The first phase of the effort to overturn John Kasich’s union busting law is almost complete. Last night I attended a meeting of local activists that has been getting together regularly throughout the process, and was filled in on some of the details. None of it was for official publication so I won’t release any numbers, but it looks like the totals will be pretty amazing. Even the rough preliminary estimations have blown way past the most wildly optimistic and ambitious benchmarks set by supporters. Watch for it soon, and hang on to your hats.

A few words on the process. We Are Ohio has been attempting to vet the returned petitions before sending them on to the Secretary of State in order to do a preliminary validation. The idea is to make sure the petitions sent back are as solid as possible, and to keep the number rejected to an absolute minimum. The more reliable the numbers are, the better chance we will know exactly where it stands.

The drop dead date for getting signatures to the Secretary of State is June 30th. We Are Ohio is trying to get its stragglers back by around a week before in order to check them. Anyone running an effort independent of We Are Ohio (or who procrastinates past roughly the end of next week) will have to get the signatures to Columbus themselves.

Starting July 1st we will enter something of a twilight zone. There will be no ballot-related activity for folks to engage in, and until it actually gets approved there will not even be a specific measure to promote. And obviously with summer vacation in full swing lots of people are off doing their own thing. So how to keep it in the public consciousness?

One way is to give it some visibility at fairs, festivals and so on. Any place where there will be booths for local community or political groups, there are opportunities for activists to get the word out. I am already signed up for one next weekend, and will likely help at several others in July and August. (If you’d like to help drop me a note in the comments!)

Another is the initiative being run by Proud Ohio Workers. According to its site it “was created to allow merchants across the state to show that they recognize public employee support for their shops.” It has created an interactive map showing the businesses that support the initiative, and they can show that support with a Proud Ohio Workers sticker. Customers who see it will obviously be reminded of the issue, and activists can help get the word out about them.

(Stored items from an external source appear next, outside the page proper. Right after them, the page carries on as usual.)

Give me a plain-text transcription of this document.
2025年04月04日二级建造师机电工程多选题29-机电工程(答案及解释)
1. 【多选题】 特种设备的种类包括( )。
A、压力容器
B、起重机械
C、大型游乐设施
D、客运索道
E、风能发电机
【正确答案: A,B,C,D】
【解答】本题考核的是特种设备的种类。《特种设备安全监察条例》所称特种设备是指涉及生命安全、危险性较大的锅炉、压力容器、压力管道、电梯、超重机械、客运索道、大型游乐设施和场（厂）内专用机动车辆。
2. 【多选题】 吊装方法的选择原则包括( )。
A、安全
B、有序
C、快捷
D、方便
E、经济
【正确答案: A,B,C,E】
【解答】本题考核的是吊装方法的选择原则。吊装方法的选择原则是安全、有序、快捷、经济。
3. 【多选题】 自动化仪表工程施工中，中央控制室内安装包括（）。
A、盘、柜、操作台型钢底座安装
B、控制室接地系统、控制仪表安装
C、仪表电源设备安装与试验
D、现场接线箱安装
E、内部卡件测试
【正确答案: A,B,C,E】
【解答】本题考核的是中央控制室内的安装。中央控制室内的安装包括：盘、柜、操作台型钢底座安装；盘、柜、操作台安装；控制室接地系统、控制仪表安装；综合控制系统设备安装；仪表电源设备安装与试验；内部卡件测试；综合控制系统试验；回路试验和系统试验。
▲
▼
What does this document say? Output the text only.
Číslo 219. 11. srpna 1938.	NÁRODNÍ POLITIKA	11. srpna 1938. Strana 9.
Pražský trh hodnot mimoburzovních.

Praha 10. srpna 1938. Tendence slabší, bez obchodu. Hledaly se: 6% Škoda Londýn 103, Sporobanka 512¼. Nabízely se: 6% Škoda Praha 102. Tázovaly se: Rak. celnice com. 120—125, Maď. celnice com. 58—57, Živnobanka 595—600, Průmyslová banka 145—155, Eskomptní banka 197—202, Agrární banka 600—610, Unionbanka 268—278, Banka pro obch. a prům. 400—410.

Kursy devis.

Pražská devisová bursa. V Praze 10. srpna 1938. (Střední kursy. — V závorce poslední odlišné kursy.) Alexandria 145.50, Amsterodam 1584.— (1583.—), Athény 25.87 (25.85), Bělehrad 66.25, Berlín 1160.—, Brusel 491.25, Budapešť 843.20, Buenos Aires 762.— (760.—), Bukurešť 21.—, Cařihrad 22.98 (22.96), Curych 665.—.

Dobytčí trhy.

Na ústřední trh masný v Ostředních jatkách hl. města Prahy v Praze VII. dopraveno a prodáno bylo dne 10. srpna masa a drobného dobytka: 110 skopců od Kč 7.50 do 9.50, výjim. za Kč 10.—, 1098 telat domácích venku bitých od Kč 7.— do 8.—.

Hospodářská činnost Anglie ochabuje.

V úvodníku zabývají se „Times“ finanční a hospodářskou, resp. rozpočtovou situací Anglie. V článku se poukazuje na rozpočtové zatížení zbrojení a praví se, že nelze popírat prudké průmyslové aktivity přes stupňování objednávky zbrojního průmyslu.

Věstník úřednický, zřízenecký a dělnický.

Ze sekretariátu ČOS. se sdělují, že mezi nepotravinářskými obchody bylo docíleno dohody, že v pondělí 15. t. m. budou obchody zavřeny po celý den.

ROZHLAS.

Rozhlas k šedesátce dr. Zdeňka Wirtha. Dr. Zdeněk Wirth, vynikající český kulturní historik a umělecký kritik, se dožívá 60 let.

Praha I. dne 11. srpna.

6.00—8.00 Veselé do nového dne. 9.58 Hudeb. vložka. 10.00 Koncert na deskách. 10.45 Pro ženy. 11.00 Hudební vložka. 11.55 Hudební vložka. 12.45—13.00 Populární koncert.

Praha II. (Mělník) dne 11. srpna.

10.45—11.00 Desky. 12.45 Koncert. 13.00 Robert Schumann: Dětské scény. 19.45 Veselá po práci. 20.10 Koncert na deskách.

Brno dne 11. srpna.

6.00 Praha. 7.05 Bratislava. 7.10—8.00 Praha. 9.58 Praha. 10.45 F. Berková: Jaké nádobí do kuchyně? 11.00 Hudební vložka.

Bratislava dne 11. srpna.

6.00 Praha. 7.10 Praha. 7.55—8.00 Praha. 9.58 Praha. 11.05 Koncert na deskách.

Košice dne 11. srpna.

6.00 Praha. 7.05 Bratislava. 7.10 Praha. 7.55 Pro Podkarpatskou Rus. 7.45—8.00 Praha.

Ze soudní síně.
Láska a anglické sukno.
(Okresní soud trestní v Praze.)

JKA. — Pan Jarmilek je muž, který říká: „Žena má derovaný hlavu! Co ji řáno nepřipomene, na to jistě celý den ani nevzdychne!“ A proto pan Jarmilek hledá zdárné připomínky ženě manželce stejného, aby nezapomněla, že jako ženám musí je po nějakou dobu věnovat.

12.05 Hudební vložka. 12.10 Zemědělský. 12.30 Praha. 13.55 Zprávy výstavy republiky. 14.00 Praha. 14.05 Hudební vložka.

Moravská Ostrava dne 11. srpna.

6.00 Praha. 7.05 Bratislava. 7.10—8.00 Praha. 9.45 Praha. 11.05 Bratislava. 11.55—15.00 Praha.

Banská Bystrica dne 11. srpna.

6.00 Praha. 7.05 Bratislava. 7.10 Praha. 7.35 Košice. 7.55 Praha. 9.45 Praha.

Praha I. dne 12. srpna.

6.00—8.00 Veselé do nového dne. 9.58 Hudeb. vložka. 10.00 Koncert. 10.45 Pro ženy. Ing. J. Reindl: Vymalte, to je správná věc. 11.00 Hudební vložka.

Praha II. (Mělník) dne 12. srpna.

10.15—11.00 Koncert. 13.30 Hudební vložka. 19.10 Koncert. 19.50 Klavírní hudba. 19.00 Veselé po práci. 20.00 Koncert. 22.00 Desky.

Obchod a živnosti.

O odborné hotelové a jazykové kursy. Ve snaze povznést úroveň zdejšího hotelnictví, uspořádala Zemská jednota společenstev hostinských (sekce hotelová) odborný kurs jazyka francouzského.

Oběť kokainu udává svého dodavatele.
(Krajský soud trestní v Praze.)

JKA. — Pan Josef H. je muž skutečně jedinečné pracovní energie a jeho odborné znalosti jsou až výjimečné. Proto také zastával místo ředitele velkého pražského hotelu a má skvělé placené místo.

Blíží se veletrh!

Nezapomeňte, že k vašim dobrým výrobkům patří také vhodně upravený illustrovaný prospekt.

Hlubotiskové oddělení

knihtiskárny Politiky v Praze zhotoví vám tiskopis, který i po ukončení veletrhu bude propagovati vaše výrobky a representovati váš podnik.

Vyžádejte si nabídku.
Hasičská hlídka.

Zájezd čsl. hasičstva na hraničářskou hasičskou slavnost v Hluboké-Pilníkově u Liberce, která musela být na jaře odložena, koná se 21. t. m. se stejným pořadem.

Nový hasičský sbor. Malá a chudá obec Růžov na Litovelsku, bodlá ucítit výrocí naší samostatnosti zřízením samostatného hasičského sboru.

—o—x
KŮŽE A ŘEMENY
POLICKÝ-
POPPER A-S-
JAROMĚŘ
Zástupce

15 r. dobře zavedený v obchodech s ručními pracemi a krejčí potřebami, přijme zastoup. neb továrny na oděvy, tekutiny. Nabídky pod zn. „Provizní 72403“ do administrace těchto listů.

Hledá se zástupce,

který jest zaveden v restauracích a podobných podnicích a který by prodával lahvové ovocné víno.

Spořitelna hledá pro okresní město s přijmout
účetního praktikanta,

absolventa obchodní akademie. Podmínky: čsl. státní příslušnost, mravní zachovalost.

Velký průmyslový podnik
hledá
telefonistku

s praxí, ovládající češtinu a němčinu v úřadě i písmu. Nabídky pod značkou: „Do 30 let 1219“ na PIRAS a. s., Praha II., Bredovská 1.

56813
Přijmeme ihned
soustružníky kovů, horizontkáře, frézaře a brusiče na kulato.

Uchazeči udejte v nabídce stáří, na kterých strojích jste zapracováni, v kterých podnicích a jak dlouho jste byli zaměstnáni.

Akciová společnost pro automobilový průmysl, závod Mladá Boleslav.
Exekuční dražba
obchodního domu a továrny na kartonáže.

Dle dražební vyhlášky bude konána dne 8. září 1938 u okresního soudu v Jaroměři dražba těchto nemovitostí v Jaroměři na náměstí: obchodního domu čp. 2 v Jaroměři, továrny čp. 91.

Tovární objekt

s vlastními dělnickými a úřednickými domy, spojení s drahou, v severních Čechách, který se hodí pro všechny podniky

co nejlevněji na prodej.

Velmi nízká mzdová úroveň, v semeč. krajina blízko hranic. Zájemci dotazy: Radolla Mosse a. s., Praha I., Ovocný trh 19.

While it might be tough for an individual to throw some work to, say, a tool and die shop (not that you shouldn’t try!), just about anyone with a little disposable income can support a restaurant. Which is exactly what our family did last week. Here is one such place:

And a close-up of the Proud Ohio Workers sticker:

Right now most of the Proud Ohio Workers shops are small businesses. They have taken it on the chin in recent years, and with the union busting tactics of big corporations becoming increasingly brazen it might just be time to re-invigorate the Buy Local movement. Obviously, being local or small is no guarantee; there are certainly plenty of businesses willing to get behind SB 5 (via). But it seems owners tied to the community are more likely to be supportive of middle class issues.

In the post-Citizens United world consumers’ spending choices have a political dimension that would have been hard to imagine even a few years ago. It used to just be “buy American” or “look for the union label,” but now with groups like the American Legislative Exchange Council writing laws for state governments and Americans For Prosperity pouring in vast sums to support them, it is increasingly important to identify the many different grounds where state and local battles are being fought – and raise awareness on an issue by issue basis. (We should still look to support the longer term efforts of workers to organize large corporations, of course.)

Resources like the Proud Ohio Workers map are valuable tools in that effort. If we can keep reminding people of it, we can build momentum for having it factor into how money gets spent. If we can persuade people to, even once a month, check that map before leaving the house, we can show merchants that it is in their immediate as well as enlightened self interest to support worker friendly initiatives. That in turn could have an impact long after the fall campaign season gets cranked up.